Rob Olson

Personal information
- Date of birth: June 9, 1959 (age 67)
- Place of birth: Fairfax, United States
- Position: Forward

Youth career
- 1977–1980: William and Mary

Senior career*
- Years: Team / Apps / (Gls)
- 1982: Georgia Generals
- 1983: Team America / 1 / (0)
- 1985: Kalamazoo Kangaroos (indoor)
- 1988: Washington Stars

International career
- 1983: United States / 1 / (0)

= Rob Olson =

US soccer player

Rob Olson, also known as Robbie Olson and Rob Olsen, is a retired U.S. soccer player who is director of operations and coaching for the Virginia-based Southwestern Youth Association Soccer (SYA Soccer).

==Youth==
Olson graduated from Robinson Secondary School in Fairfax County, Virginia. He then attended the College of William and Mary from 1977 to 1980, where he played as a forward on the men's soccer team. He is ranked 2nd on the school's list of career goals with 33.

==Professional==
Olson joined the Georgia Generals of the American Soccer League in 1982. In 1983, the U.S. Soccer Federation, in coordination with the North American Soccer League (NASL), entered the U.S. national team, known as Team America, into the NASL as a league franchise. The team drew on U.S. citizens playing in the NASL, Major Indoor Soccer League and American Soccer League. Two players from the Georgia Generals, Olson and teammate Sonny Askew, signed with Team America. When Team America finished the 1983 season with a 10–20 record, the worst in the NASL, the USSF withdrew the team from the league. In 1985, Olson played with the Kalamazoo Kangaroos of the American Indoor Soccer Association.

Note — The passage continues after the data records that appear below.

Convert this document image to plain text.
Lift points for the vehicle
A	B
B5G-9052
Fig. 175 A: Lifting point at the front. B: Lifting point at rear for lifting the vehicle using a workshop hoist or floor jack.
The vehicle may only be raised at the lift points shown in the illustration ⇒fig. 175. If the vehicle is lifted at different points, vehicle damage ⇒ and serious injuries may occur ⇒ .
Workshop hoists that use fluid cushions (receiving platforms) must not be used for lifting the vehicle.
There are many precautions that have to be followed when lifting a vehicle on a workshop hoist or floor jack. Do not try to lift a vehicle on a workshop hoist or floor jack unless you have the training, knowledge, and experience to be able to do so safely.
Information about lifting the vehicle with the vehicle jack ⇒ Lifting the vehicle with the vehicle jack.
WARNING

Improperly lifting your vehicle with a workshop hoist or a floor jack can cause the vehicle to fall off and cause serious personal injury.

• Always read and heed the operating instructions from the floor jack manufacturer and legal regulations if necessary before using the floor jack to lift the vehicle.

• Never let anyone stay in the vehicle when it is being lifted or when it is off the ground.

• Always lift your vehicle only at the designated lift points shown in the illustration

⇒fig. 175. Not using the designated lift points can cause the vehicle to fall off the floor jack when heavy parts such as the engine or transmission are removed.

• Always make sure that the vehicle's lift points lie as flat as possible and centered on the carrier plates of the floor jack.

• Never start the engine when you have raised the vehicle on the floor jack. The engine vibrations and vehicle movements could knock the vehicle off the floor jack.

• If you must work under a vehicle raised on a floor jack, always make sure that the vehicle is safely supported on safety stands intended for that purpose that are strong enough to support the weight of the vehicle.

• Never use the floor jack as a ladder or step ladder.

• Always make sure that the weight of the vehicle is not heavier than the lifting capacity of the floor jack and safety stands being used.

Finally, in 1988, he reunited with Georgia Generals and Team America teammate Askew when both played for the Washington Stars of the newly re-established ASL.

==National team==
Olson earned his single cap with the U.S. national team when he came on as a substitute for Boris Bandov in the only U.S. game of 1983.

==Post-playing career==
He joined SYA Soccer in 1986 and became the assistant director of Soccer Education since 1997. He is the current Director of Operations and Coaching.

On May 13, 2006, he was inducted into the Virginia Soccer Hall of Fame.

He coached the Centreville High School Girl's Varsity soccer team, as well as his 3 SYA teams.